Field boundary, Russellstown, Co. Kildare
Co. Kildare |
Ritual/Ceremonial
A low, unremarkable rise in a Kildare pasture conceals something that only became visible from the air, and even then only briefly, under the right conditions. In 1973, an aerial photograph taken as part of the Cambridge University Collection of Aerial Photography captured a pair of cropmarks at Russellstown: a circular enclosure overlain and apparently enclosed within a larger rectangular one, measuring roughly 70 metres on its northeast-to-southwest axis and around 60 metres northwest-to-southeast. Cropmarks form when buried features, walls, ditches, or filled pits, affect the growth of surface vegetation above them, producing faint but legible outlines that become readable from altitude. Walk the field today and there is nothing to see; no earthworks, no raised banks, no visible trace of either shape.
The circular enclosure is the older and more intriguing of the two forms.

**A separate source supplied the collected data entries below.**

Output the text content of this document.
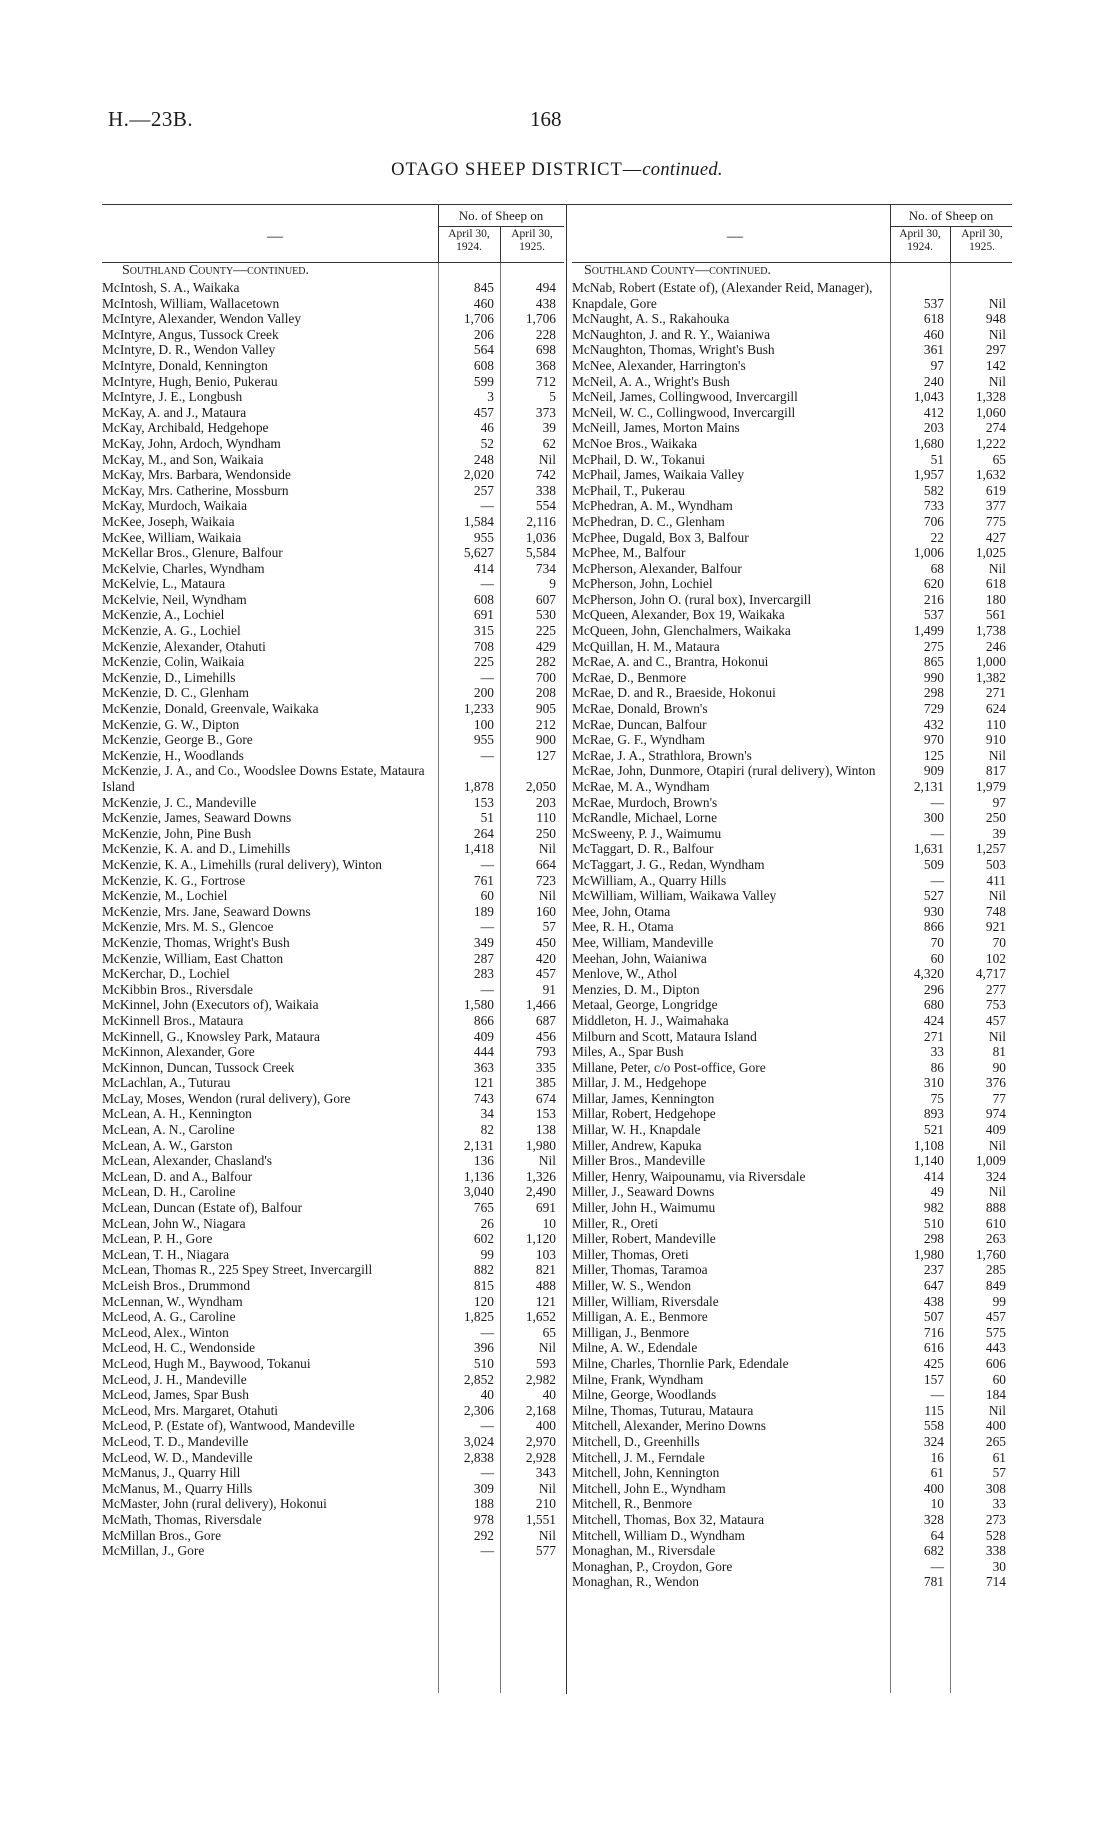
H.—23B.	168
OTAGO SHEEP DISTRICT—continued.
—
No. of Sheep on
April 30, 1924.
April 30, 1925.
Southland County—continued.
McIntosh, S. A., Waikaka	845	494
McIntosh, William, Wallacetown	460	438
McIntyre, Alexander, Wendon Valley	1,706	1,706
McIntyre, Angus, Tussock Creek	206	228
McIntyre, D. R., Wendon Valley	564	698
McIntyre, Donald, Kennington	608	368
McIntyre, Hugh, Benio, Pukerau	599	712
McIntyre, J. E., Longbush	3	5
McKay, A. and J., Mataura	457	373
McKay, Archibald, Hedgehope	46	39
McKay, John, Ardoch, Wyndham	52	62
McKay, M., and Son, Waikaia	248	Nil
McKay, Mrs. Barbara, Wendonside	2,020	742
McKay, Mrs. Catherine, Mossburn	257	338
McKay, Murdoch, Waikaia	—	554
McKee, Joseph, Waikaia	1,584	2,116
McKee, William, Waikaia	955	1,036
McKellar Bros., Glenure, Balfour	5,627	5,584
McKelvie, Charles, Wyndham	414	734
McKelvie, L., Mataura	—	9
McKelvie, Neil, Wyndham	608	607
McKenzie, A., Lochiel	691	530
McKenzie, A. G., Lochiel	315	225
McKenzie, Alexander, Otahuti	708	429
McKenzie, Colin, Waikaia	225	282
McKenzie, D., Limehills	—	700
McKenzie, D. C., Glenham	200	208
McKenzie, Donald, Greenvale, Waikaka	1,233	905
McKenzie, G. W., Dipton	100	212
McKenzie, George B., Gore	955	900
McKenzie, H., Woodlands	—	127
McKenzie, J. A., and Co., Woodslee Downs Estate, Mataura Island	1,878	2,050
McKenzie, J. C., Mandeville	153	203
McKenzie, James, Seaward Downs	51	110
McKenzie, John, Pine Bush	264	250
McKenzie, K. A. and D., Limehills	1,418	Nil
McKenzie, K. A., Limehills (rural delivery), Winton	—	664
McKenzie, K. G., Fortrose	761	723
McKenzie, M., Lochiel	60	Nil
McKenzie, Mrs. Jane, Seaward Downs	189	160
McKenzie, Mrs. M. S., Glencoe	—	57
McKenzie, Thomas, Wright's Bush	349	450
McKenzie, William, East Chatton	287	420
McKerchar, D., Lochiel	283	457
McKibbin Bros., Riversdale	—	91
McKinnel, John (Executors of), Waikaia	1,580	1,466
McKinnell Bros., Mataura	866	687
McKinnell, G., Knowsley Park, Mataura	409	456
McKinnon, Alexander, Gore	444	793
McKinnon, Duncan, Tussock Creek	363	335
McLachlan, A., Tuturau	121	385
McLay, Moses, Wendon (rural delivery), Gore	743	674
McLean, A. H., Kennington	34	153
McLean, A. N., Caroline	82	138
McLean, A. W., Garston	2,131	1,980
McLean, Alexander, Chasland's	136	Nil
McLean, D. and A., Balfour	1,136	1,326
McLean, D. H., Caroline	3,040	2,490
McLean, Duncan (Estate of), Balfour	765	691
McLean, John W., Niagara	26	10
McLean, P. H., Gore	602	1,120
McLean, T. H., Niagara	99	103
McLean, Thomas R., 225 Spey Street, Invercargill	882	821
McLeish Bros., Drummond	815	488
McLennan, W., Wyndham	120	121
McLeod, A. G., Caroline	1,825	1,652
McLeod, Alex., Winton	—	65
McLeod, H. C., Wendonside	396	Nil
McLeod, Hugh M., Baywood, Tokanui	510	593
McLeod, J. H., Mandeville	2,852	2,982
McLeod, James, Spar Bush	40	40
McLeod, Mrs. Margaret, Otahuti	2,306	2,168
McLeod, P. (Estate of), Wantwood, Mandeville	—	400
McLeod, T. D., Mandeville	3,024	2,970
McLeod, W. D., Mandeville	2,838	2,928
McManus, J., Quarry Hill	—	343
McManus, M., Quarry Hills	309	Nil
McMaster, John (rural delivery), Hokonui	188	210
McMath, Thomas, Riversdale	978	1,551
McMillan Bros., Gore	292	Nil
McMillan, J., Gore	—	577
—
No. of Sheep on
April 30, 1924.
April 30, 1925.
Southland County—continued.
McNab, Robert (Estate of), (Alexander Reid, Manager), Knapdale, Gore	537	Nil
McNaught, A. S., Rakahouka	618	948
McNaughton, J. and R. Y., Waianiwa	460	Nil
McNaughton, Thomas, Wright's Bush	361	297
McNee, Alexander, Harrington's	97	142
McNeil, A. A., Wright's Bush	240	Nil
McNeil, James, Collingwood, Invercargill	1,043	1,328
McNeil, W. C., Collingwood, Invercargill	412	1,060
McNeill, James, Morton Mains	203	274
McNoe Bros., Waikaka	1,680	1,222
McPhail, D. W., Tokanui	51	65
McPhail, James, Waikaia Valley	1,957	1,632
McPhail, T., Pukerau	582	619
McPhedran, A. M., Wyndham	733	377
McPhedran, D. C., Glenham	706	775
McPhee, Dugald, Box 3, Balfour	22	427
McPhee, M., Balfour	1,006	1,025
McPherson, Alexander, Balfour	68	Nil
McPherson, John, Lochiel	620	618
McPherson, John O. (rural box), Invercargill	216	180
McQueen, Alexander, Box 19, Waikaka	537	561
McQueen, John, Glenchalmers, Waikaka	1,499	1,738
McQuillan, H. M., Mataura	275	246
McRae, A. and C., Brantra, Hokonui	865	1,000
McRae, D., Benmore	990	1,382
McRae, D. and R., Braeside, Hokonui	298	271
McRae, Donald, Brown's	729	624
McRae, Duncan, Balfour	432	110
McRae, G. F., Wyndham	970	910
McRae, J. A., Strathlora, Brown's	125	Nil
McRae, John, Dunmore, Otapiri (rural delivery), Winton	909	817
McRae, M. A., Wyndham	2,131	1,979
McRae, Murdoch, Brown's	—	97
McRandle, Michael, Lorne	300	250
McSweeny, P. J., Waimumu	—	39
McTaggart, D. R., Balfour	1,631	1,257
McTaggart, J. G., Redan, Wyndham	509	503
McWilliam, A., Quarry Hills	—	411
McWilliam, William, Waikawa Valley	527	Nil
Mee, John, Otama	930	748
Mee, R. H., Otama	866	921
Mee, William, Mandeville	70	70
Meehan, John, Waianiwa	60	102
Menlove, W., Athol	4,320	4,717
Menzies, D. M., Dipton	296	277
Metaal, George, Longridge	680	753
Middleton, H. J., Waimahaka	424	457
Milburn and Scott, Mataura Island	271	Nil
Miles, A., Spar Bush	33	81
Millane, Peter, c/o Post-office, Gore	86	90
Millar, J. M., Hedgehope	310	376
Millar, James, Kennington	75	77
Millar, Robert, Hedgehope	893	974
Millar, W. H., Knapdale	521	409
Miller, Andrew, Kapuka	1,108	Nil
Miller Bros., Mandeville	1,140	1,009
Miller, Henry, Waipounamu, via Riversdale	414	324
Miller, J., Seaward Downs	49	Nil
Miller, John H., Waimumu	982	888
Miller, R., Oreti	510	610
Miller, Robert, Mandeville	298	263
Miller, Thomas, Oreti	1,980	1,760
Miller, Thomas, Taramoa	237	285
Miller, W. S., Wendon	647	849
Miller, William, Riversdale	438	99
Milligan, A. E., Benmore	507	457
Milligan, J., Benmore	716	575
Milne, A. W., Edendale	616	443
Milne, Charles, Thornlie Park, Edendale	425	606
Milne, Frank, Wyndham	157	60
Milne, George, Woodlands	—	184
Milne, Thomas, Tuturau, Mataura	115	Nil
Mitchell, Alexander, Merino Downs	558	400
Mitchell, D., Greenhills	324	265
Mitchell, J. M., Ferndale	16	61
Mitchell, John, Kennington	61	57
Mitchell, John E., Wyndham	400	308
Mitchell, R., Benmore	10	33
Mitchell, Thomas, Box 32, Mataura	328	273
Mitchell, William D., Wyndham	64	528
Monaghan, M., Riversdale	682	338
Monaghan, P., Croydon, Gore	—	30
Monaghan, R., Wendon	781	714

Circular enclosures in the Irish landscape are typically associated with early medieval settlement, the ringfort tradition that once produced thousands of such sites across the country. Here, though, the circular feature appears to have been absorbed into, or overlain by, a rectilinear boundary of considerably larger extent, possibly a later field system. What makes the relationship between the two especially curious is that neither feature appears on the first edition six-inch Ordnance Survey map of 1839, which is generally reliable for earthworks and banks that were still legible in the nineteenth century. Their absence from that map suggests that whatever physical presence they once had was already gone well before the surveyors passed through, leaving the 1973 photograph as the sole record of their existence.